Любовь к старинным песням случилась внезапно и насовсем:
случайная задержка в институте по делам подруги, неосознанно
выбранный маршрут мимо фольклорной лаборатории, вскользь уловленная
между пустой болтовней удивительной красоты песня… и всё, я
пропала. Сама не знаю почему, но древнее славянское наследие
безумно привлекало, хотя раньше я не отличалась особой страстью к
данной теме. Возможно, всему виной наши популярные исполнители
«народной» песни, у которых от истоков остались в лучшем случае
слова, а в худшем кокошник со стразами. То, что я узнала, в корне
отличалось от всего этого, оно поражало своей красотой, сложностью
и вызывало удивительный трепет в районе желудка. Не знаю как у
других, но у меня почему-то за сильные эмоции отвечает именно он.

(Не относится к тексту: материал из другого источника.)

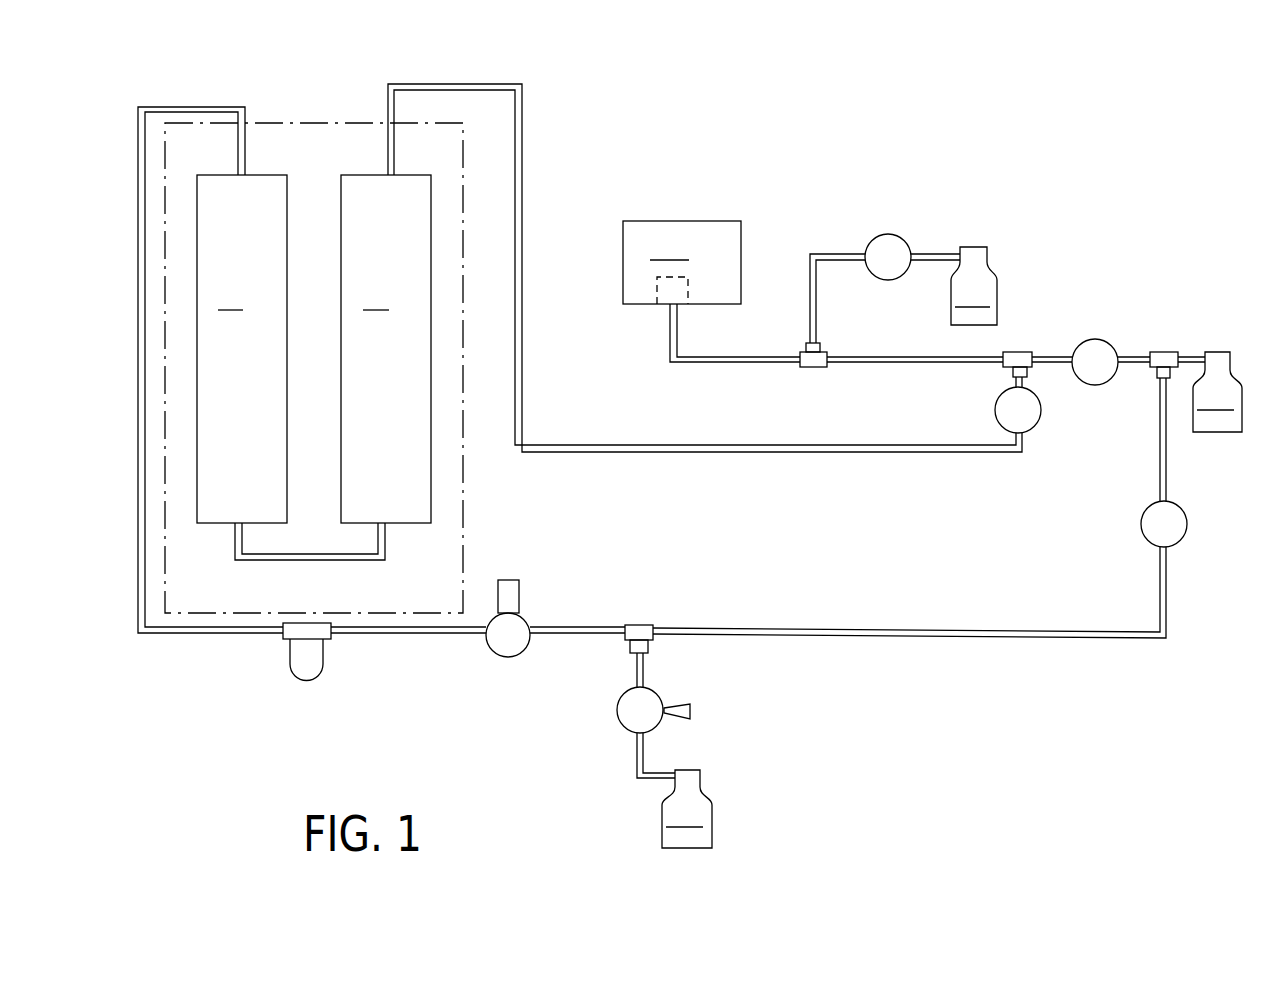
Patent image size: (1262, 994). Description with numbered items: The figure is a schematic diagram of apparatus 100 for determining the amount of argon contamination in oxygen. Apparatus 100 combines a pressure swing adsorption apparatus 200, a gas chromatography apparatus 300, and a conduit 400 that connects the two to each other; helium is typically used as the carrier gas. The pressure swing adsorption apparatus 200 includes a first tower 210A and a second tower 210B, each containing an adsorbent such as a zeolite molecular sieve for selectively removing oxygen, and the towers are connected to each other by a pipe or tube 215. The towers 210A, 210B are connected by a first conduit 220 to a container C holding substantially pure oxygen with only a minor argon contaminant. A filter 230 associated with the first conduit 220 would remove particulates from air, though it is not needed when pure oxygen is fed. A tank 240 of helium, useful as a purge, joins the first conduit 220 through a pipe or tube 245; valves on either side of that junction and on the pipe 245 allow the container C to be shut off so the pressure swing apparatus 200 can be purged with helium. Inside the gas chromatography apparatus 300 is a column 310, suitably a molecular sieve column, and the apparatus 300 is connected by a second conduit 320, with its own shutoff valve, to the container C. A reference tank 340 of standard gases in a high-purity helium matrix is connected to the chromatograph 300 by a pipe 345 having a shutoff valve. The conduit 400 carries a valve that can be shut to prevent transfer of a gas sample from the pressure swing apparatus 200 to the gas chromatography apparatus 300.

The apparatus 100 is at (934, 95).
The pressure swing adsorption apparatus 200 is at (537, 64).
The first tower 210A is at (264, 387).
The second tower 210B is at (413, 387).
The pipe or tube 215 is at (320, 552).
The first conduit 220 is at (903, 639).
The filter 230 is at (287, 650).
The tank of helium gas 240 is at (712, 820).
The pipe or tube 245 is at (632, 757).
The gas chromatography apparatus 300 is at (750, 201).
The column 310 is at (655, 285).
The second conduit 320 is at (903, 368).
The reference tank 340 is at (998, 278).
The pipe 345 is at (828, 252).
The conduit 400 is at (808, 453).
The container C is at (1218, 435).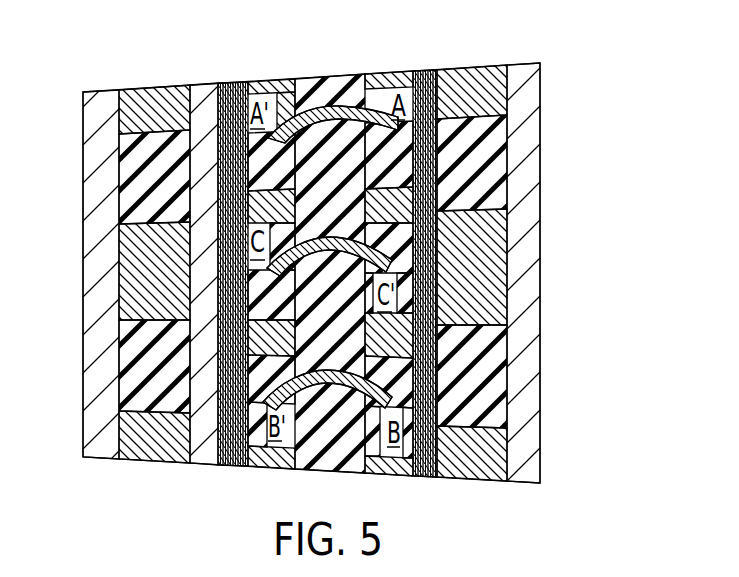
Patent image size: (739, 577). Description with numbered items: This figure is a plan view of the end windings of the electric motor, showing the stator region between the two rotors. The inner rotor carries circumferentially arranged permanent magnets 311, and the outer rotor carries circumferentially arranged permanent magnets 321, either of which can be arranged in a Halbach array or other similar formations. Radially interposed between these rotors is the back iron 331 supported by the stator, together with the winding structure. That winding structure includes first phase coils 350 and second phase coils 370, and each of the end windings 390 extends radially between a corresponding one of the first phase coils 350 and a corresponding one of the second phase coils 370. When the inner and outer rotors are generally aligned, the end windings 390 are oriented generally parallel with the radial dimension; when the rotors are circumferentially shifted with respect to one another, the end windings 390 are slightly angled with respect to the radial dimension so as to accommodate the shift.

The permanent magnets 311 is at (130, 156).
The permanent magnets 321 is at (488, 163).
The back iron 331 is at (313, 88).
The first phase coils 350 is at (255, 403).
The second phase coils 370 is at (397, 172).
The end windings 390 is at (392, 260).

Случилось даже то, что я, которая плевалась ядом на уроках вышивки
в школе, сшила себе костюм. О, эти бесконечные часы за ткацким
станком, слезящиеся глаза и отваливающаяся поясница! Но чего не
сделаешь ради себя любимой.
Проигнорировав все советы досточтимого папы относительно
максимально полезного использования времени (пение в число
серьёзных дел не входило), я стала пропадать на репетициях и
дополнительных занятиях. Чем глубже погружалась в мир древней
культуры, тем меньше хотелось из него выплывать. Поэтому, получив
диплом о высшем образовании, я не поехала с сокурсниками на базу
отдыха с большой долей риска утопления в нетрезвом виде, а, очертя
голову, рванула в Сибирь на фестиваль Солнцестояния.